Biuro Prasowe Wisły Kraków SA
Źródło: wisla.krakow.pl
Pozdrowienia
06-06-2017
Kilka dni temu informowaliśmy o problemach zdrowotnych Pana Józefa Tatary. Pracownik Wisły po zabiegu czuje się już lepiej i powoli, z optymizmem wraca do formy.
Pan Józek pragnie podziękować wszystkim kibicom za okazane mu wsparcie. Jednocześnie zachęca wszystkich do założenia nowej Karty Kibica z funkcją cashback.
Jeszcze raz życzymy dużo zdrowia Panu Józefowi!
Źródło: TS FB
Nazywa się Józef Tatara
Nazywa się JÓZEF TATARA, ale o tym wie kadrowa w klubie, kilku innych urzędników. Dla ludzi związanych z Towarzystwem Sportowym Wisła i bywalców „starej hali” przy Reymonta 22 to „Pan Józek”, „Józek Elektryk”, „DJ Józek”.
Na drzwiach jego kanciapy był napis: „Centrum sterowania wszechświatem”, co można by uznać za przesadę, gdyby nie było w znacznej mierze prawdą. W klubie, gdzie z czasem coraz mniej rzeczy działało, parę działało właśnie dzięki niemu.
Współtworzył koloryt i atmosferę tego miejsca.
Może kojarzyć się z uśmieszkiem pod wiechciami wąsów, ze zgryźliwym humorem, z przebojami puszczanymi przed meczem na życzenie młodych siatkarek, z tańcem w oknie w rytm tychże melodii, z przeganianiem pismaków (zwłaszcza jednego) włażących mu w buciorach na parkiet.
Dzisiaj ma ogromne problemy zdrowotne i potrzebuje pomocy.
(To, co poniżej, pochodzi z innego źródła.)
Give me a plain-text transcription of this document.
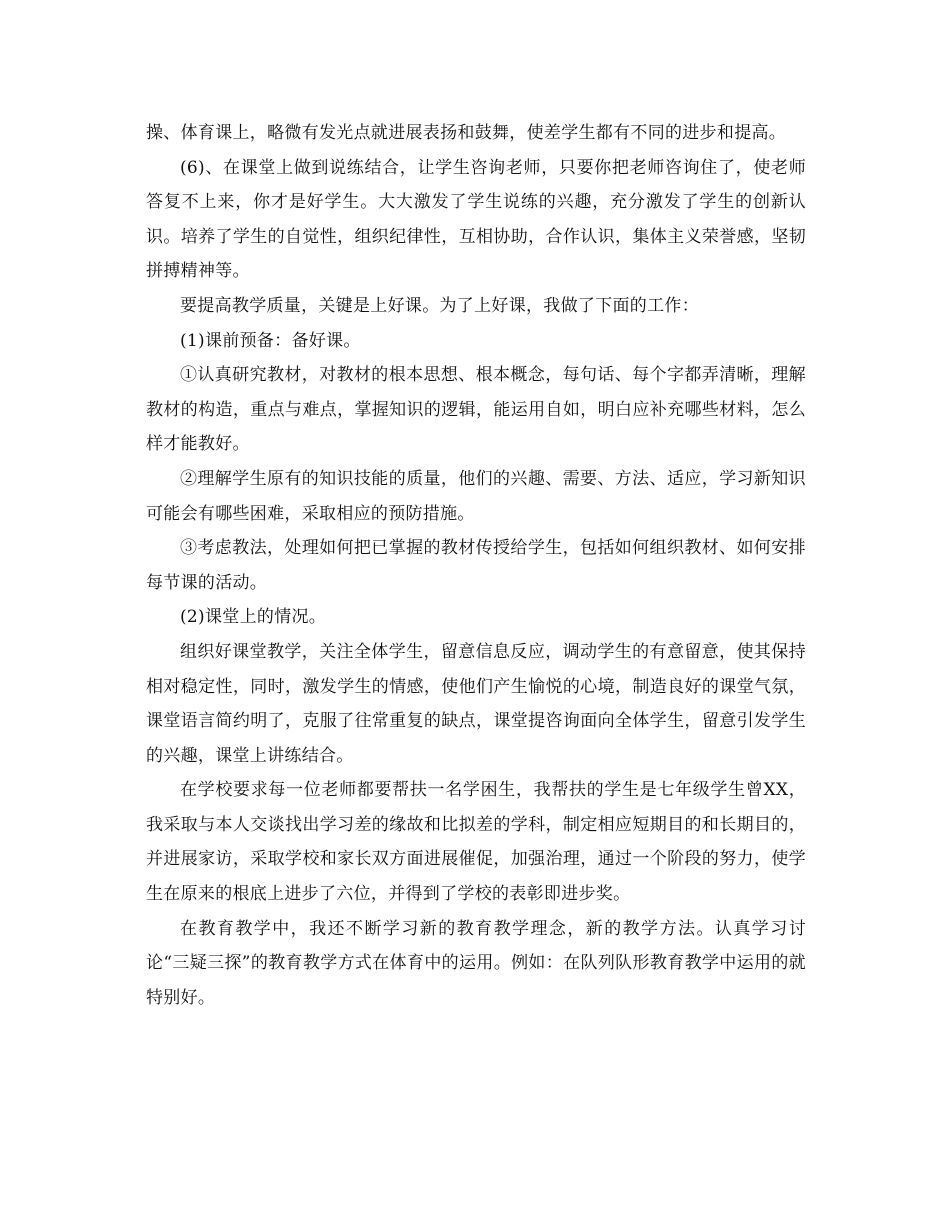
操、体育课上，略微有发光点就进展表扬和鼓舞，使差学生都有不同的进步和提高。

(6)、在课堂上做到说练结合，让学生咨询老师，只要你把老师咨询住了，使老师答复不上来，你才是好学生。大大激发了学生说练的兴趣，充分激发了学生的创新认识。培养了学生的自觉性，组织纪律性，互相协助，合作认识，集体主义荣誉感，坚韧拼搏精神等。

要提高教学质量，关键是上好课。为了上好课，我做了下面的工作：

(1)课前预备：备好课。

①认真研究教材，对教材的根本思想、根本概念，每句话、每个字都弄清晰，理解教材的构造，重点与难点，掌握知识的逻辑，能运用自如，明白应补充哪些材料，怎么样才能教好。

②理解学生原有的知识技能的质量，他们的兴趣、需要、方法、适应，学习新知识可能会有哪些困难，采取相应的预防措施。

③考虑教法，处理如何把已掌握的教材传授给学生，包括如何组织教材、如何安排每节课的活动。

(2)课堂上的情况。

组织好课堂教学，关注全体学生，留意信息反应，调动学生的有意留意，使其保持相对稳定性，同时，激发学生的情感，使他们产生愉悦的心境，制造良好的课堂气氛，课堂语言简约明了，克服了往常重复的缺点，课堂提咨询面向全体学生，留意引发学生的兴趣，课堂上讲练结合。

在学校要求每一位老师都要帮扶一名学困生，我帮扶的学生是七年级学生曾XX，我采取与本人交谈找出学习差的缘故和比拟差的学科，制定相应短期目的和长期目的，并进展家访，采取学校和家长双方面进展催促，加强治理，通过一个阶段的努力，使学生在原来的根底上进步了六位，并得到了学校的表彰即进步奖。

在教育教学中，我还不断学习新的教育教学理念，新的教学方法。认真学习讨论“三疑三探”的教育教学方式在体育中的运用。例如：在队列队形教育教学中运用的就特别好。
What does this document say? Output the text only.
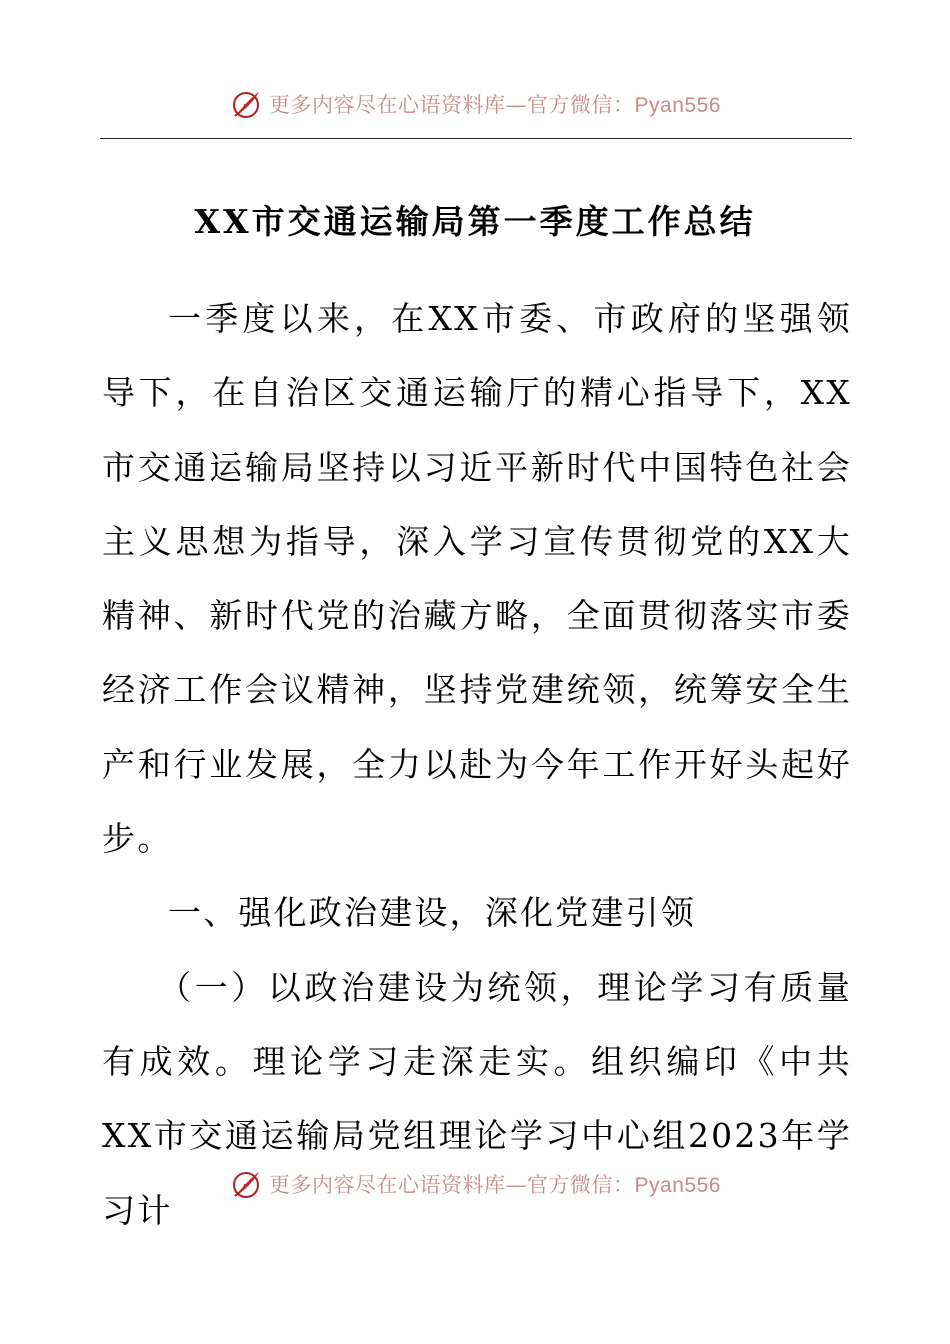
r 更多内容尽在心语资料库—官方微信：Pyan556
XX市交通运输局第一季度工作总结

一季度以来，在XX市委、市政府的坚强领导下，在自治区交通运输厅的精心指导下，XX市交通运输局坚持以习近平新时代中国特色社会主义思想为指导，深入学习宣传贯彻党的XX大精神、新时代党的治藏方略，全面贯彻落实市委经济工作会议精神，坚持党建统领，统筹安全生产和行业发展，全力以赴为今年工作开好头起好步。

一、强化政治建设，深化党建引领

（一）以政治建设为统领，理论学习有质量有成效。理论学习走深走实。组织编印《中共XX市交通运输局党组理论学习中心组2023年学习计

r 更多内容尽在心语资料库—官方微信：Pyan556
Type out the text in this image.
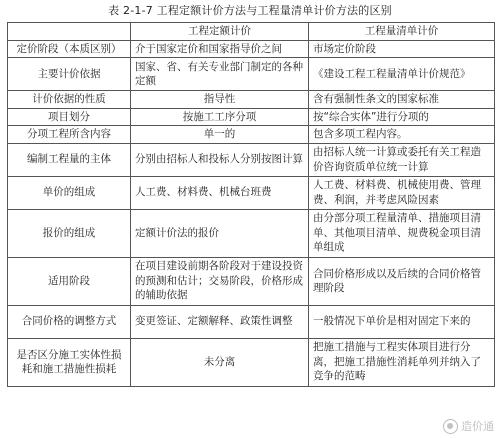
表 2-1-7 工程定额计价方法与工程量清单计价方法的区别
	工程定额计价	工程量清单计价
定价阶段（本质区别）	介于国家定价和国家指导价之间	市场定价阶段
主要计价依据	国家、省、有关专业部门制定的各种定额	《建设工程工程量清单计价规范》
计价依据的性质	指导性	含有强制性条文的国家标准
项目划分	按施工工序分项	按“综合实体”进行分项的
分项工程所含内容	单一的	包含多项工程内容。
编制工程量的主体	分别由招标人和投标人分别按图计算	由招标人统一计算或委托有关工程造价咨询资质单位统一计算
单价的组成	人工费、材料费、机械台班费	人工费、材料费、机械使用费、管理费、利润，并考虑风险因素
报价的组成	定额计价法的报价	由分部分项工程量清单、措施项目清单、其他项目清单、规费税金项目清单组成
适用阶段	在项目建设前期各阶段对于建设投资的预测和估计；交易阶段，价格形成的辅助依据	合同价格形成以及后续的合同价格管理阶段
合同价格的调整方式	变更签证、定额解释、政策性调整	一般情况下单价是相对固定下来的
是否区分施工实体性损耗和施工措施性损耗	未分离	把施工措施与工程实体项目进行分离，把施工措施性消耗单列并纳入了竞争的范畴
造价通
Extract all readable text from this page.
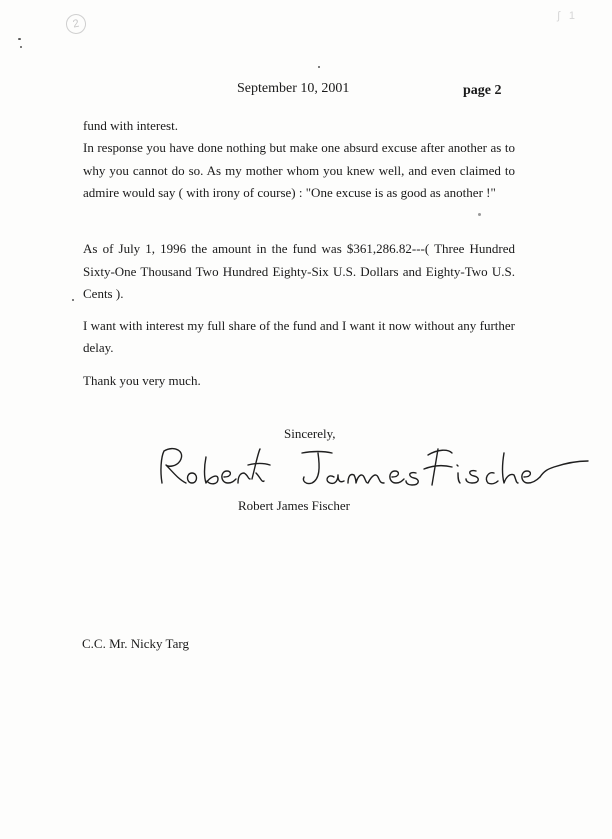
2
ʃ 1
September 10, 2001	page 2

fund with interest.

In response you have done nothing but make one absurd excuse after another as to why you cannot do so. As my mother whom you knew well, and even claimed to admire would say ( with irony of course) : "One excuse is as good as another !"

As of July 1, 1996 the amount in the fund was $361,286.82---( Three Hundred Sixty-One Thousand Two Hundred Eighty-Six U.S. Dollars and Eighty-Two U.S. Cents ).

I want with interest my full share of the fund and I want it now without any further delay.

Thank you very much.

Sincerely,
Robert James Fischer
C.C. Mr. Nicky Targ
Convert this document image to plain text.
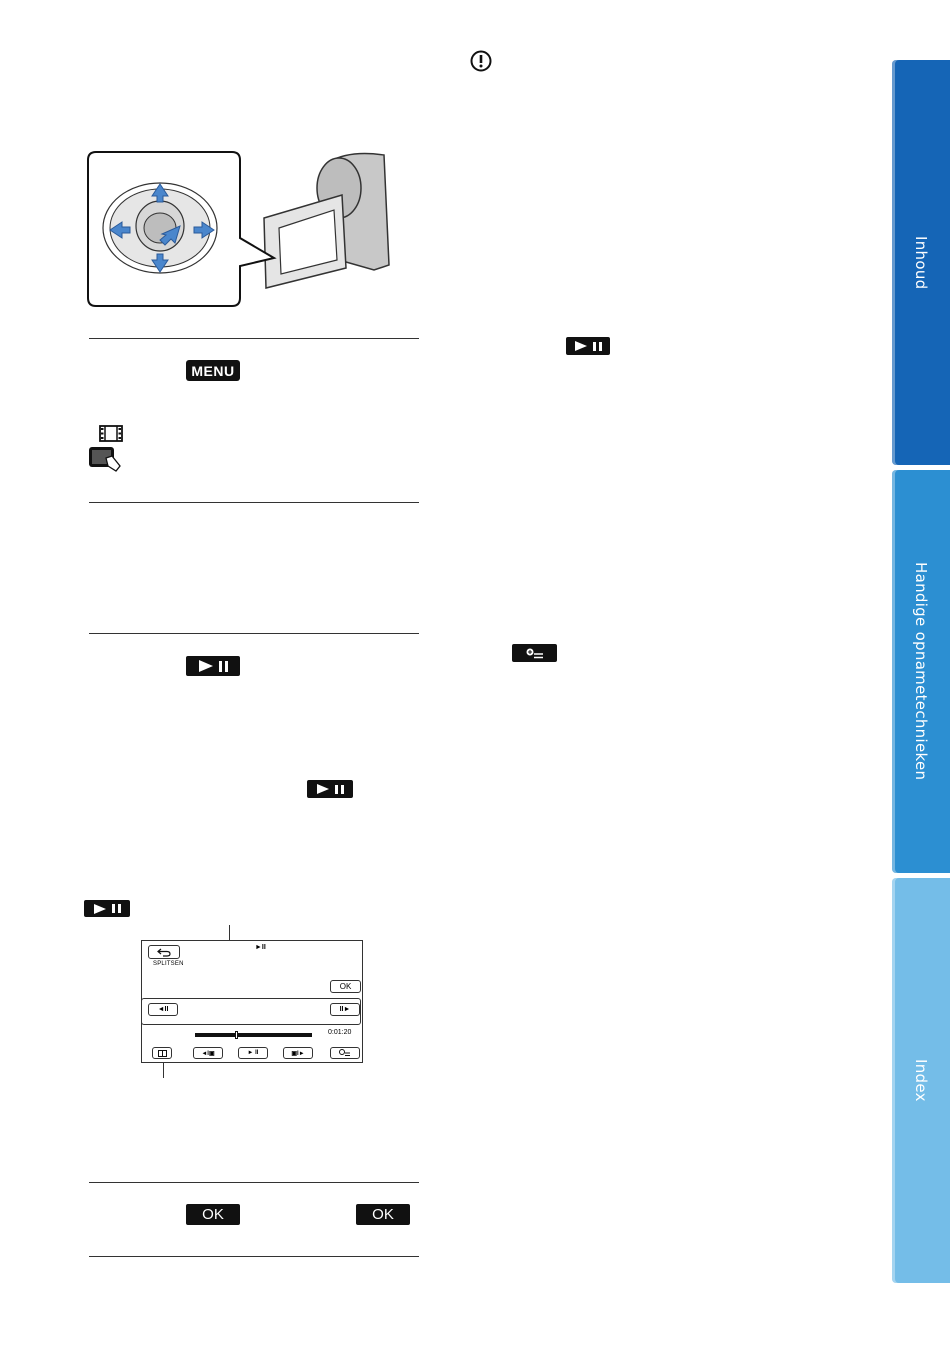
MENU
SPLITSEN
►II
OK
◄II	II►
0:01:20
◄I▣	► II	▣I►
OK	OK
Inhoud
Handige opnametechnieken
Index
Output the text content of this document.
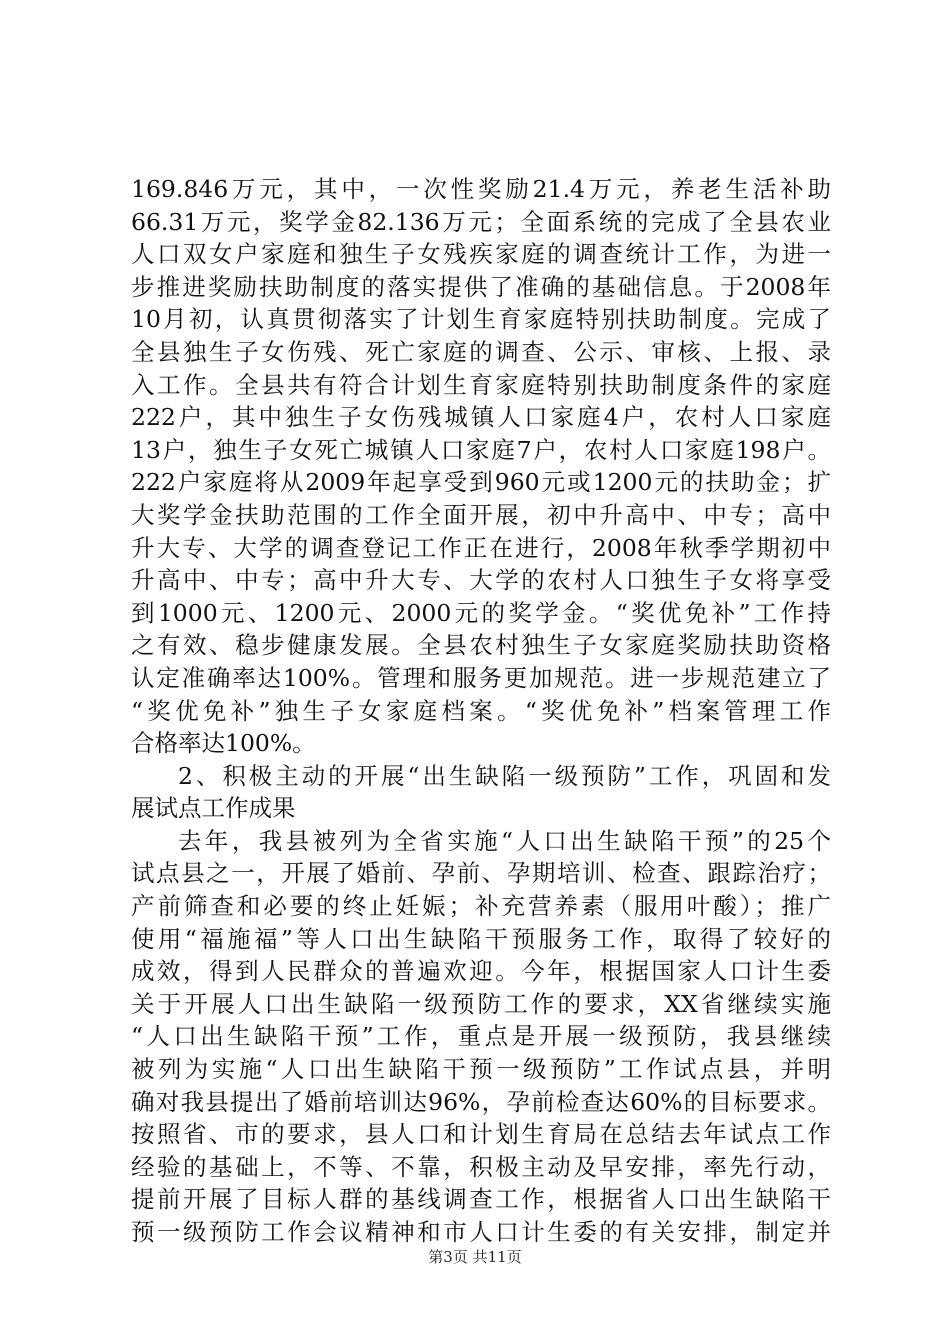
169.846万元，其中，一次性奖励21.4万元，养老生活补助
66.31万元，奖学金82.136万元；全面系统的完成了全县农业
人口双女户家庭和独生子女残疾家庭的调查统计工作，为进一
步推进奖励扶助制度的落实提供了准确的基础信息。于2008年
10月初，认真贯彻落实了计划生育家庭特别扶助制度。完成了
全县独生子女伤残、死亡家庭的调查、公示、审核、上报、录
入工作。全县共有符合计划生育家庭特别扶助制度条件的家庭
222户，其中独生子女伤残城镇人口家庭4户，农村人口家庭
13户，独生子女死亡城镇人口家庭7户，农村人口家庭198户。
222户家庭将从2009年起享受到960元或1200元的扶助金；扩
大奖学金扶助范围的工作全面开展，初中升高中、中专；高中
升大专、大学的调查登记工作正在进行，2008年秋季学期初中
升高中、中专；高中升大专、大学的农村人口独生子女将享受
到1000元、1200元、2000元的奖学金。“奖优免补”工作持
之有效、稳步健康发展。全县农村独生子女家庭奖励扶助资格
认定准确率达100%。管理和服务更加规范。进一步规范建立了
“奖优免补”独生子女家庭档案。“奖优免补”档案管理工作
合格率达100%。
2、积极主动的开展“出生缺陷一级预防”工作，巩固和发
展试点工作成果
去年，我县被列为全省实施“人口出生缺陷干预”的25个
试点县之一，开展了婚前、孕前、孕期培训、检查、跟踪治疗；
产前筛查和必要的终止妊娠；补充营养素（服用叶酸）；推广
使用“福施福”等人口出生缺陷干预服务工作，取得了较好的
成效，得到人民群众的普遍欢迎。今年，根据国家人口计生委
关于开展人口出生缺陷一级预防工作的要求，XX省继续实施
“人口出生缺陷干预”工作，重点是开展一级预防，我县继续
被列为实施“人口出生缺陷干预一级预防”工作试点县，并明
确对我县提出了婚前培训达96%，孕前检查达60%的目标要求。
按照省、市的要求，县人口和计划生育局在总结去年试点工作
经验的基础上，不等、不靠，积极主动及早安排，率先行动，
提前开展了目标人群的基线调查工作，根据省人口出生缺陷干
预一级预防工作会议精神和市人口计生委的有关安排，制定并
第3页 共11页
Trwa aukcja, z której środki będą przeznaczone na zakup protezy dla niego i dalszą rehabilitację. Można wziąć w niej udział.
TS Wisła Kraków Sekcja Gimnastyki Sportowej. FB.
5 000 osób zapisało się w 4 minuty i 50 sekund do Kraków Business Run: bieganie, które stawia na nogi!
Data publikacji: 18.05.2017
W ciągu zaledwie 4 minut i 50 sekund wyczerpany został limit zgłoszeń do tegorocznego Kraków Business Run. Do udziału w charytatywnym biegu zgłosiło się 1000 sztafet, czyli 5000 osób!
Rejestracja biegaczy ruszyła w czwartek, 18 maja o godz. 12:00. W tym czasie w krakowskim hotelu Radisson Blu rozpoczynała się właśnie konferencja prasowa, z udziałem Katarzyny Król – Zastępcy Prezydenta Miasta Krakowa ds. Edukacji i Sportu, Dyrektora Zarządu Infrastruktury Sportowej w Krakowie Krzysztofa Kowala, przedstawicieli Organizatorów, Sponsorów i Partnerów oraz dwóch Beneficjentów szóstej edycji Kraków Business Run, która odbędzie się w niedzielę, 3 września: Józefa Tatary i Bartłomieja Florka.
Józef Tatara, związany od lat z TS Wisła Kraków, jest człowiekiem o wielkim sercu, wyróżniony za swoją działalność charytatywną przez Prezydenta Miasta Krakowa Jacka Majchrowskiego. Dziś sam potrzebuje pomocy. Bartłomiejowi Florkowi, wskutek poważnego wypadku, amputowano obie nogi.
Czytaj więcej: zis.krakow.pl
Beneficjenci Kraków Business Run 2017
Józef Tatara
Pracował na stadionie TS Wisła w Krakowie, gdzie jako elektryk zajmował się pracami techniczno-konserwacyjnymi. Dzięki swojemu zaangażowaniu i wielkiemu sercu zyskał sympatię nie tylko swoich współpracowników z Klubu, ale również wielu firm organizujących wydarzenia na stadionie, które zgodnie nazywają Pana Józefa dobrym duchem branży eventowej. Zawsze bardzo mocno angażował się w pomoc charytatywną. Współpracując z Fundacją Prometeusz wspierał organizację balów charytatywnych na Hali TS Wisły Kraków oraz Dnia Dziecka na Rynku Głównym.
Za swoją charytatywną działalność dostał odznaczenie Prezydenta Miasta Krakowa. Niestety w wyniku choroby Pan Józef musiał poddać się amputacji nogi, co uniemożliwiło mu dalsze prowadzenie aktywnego dotąd trybu życia i zmusiło do pozostania w domu.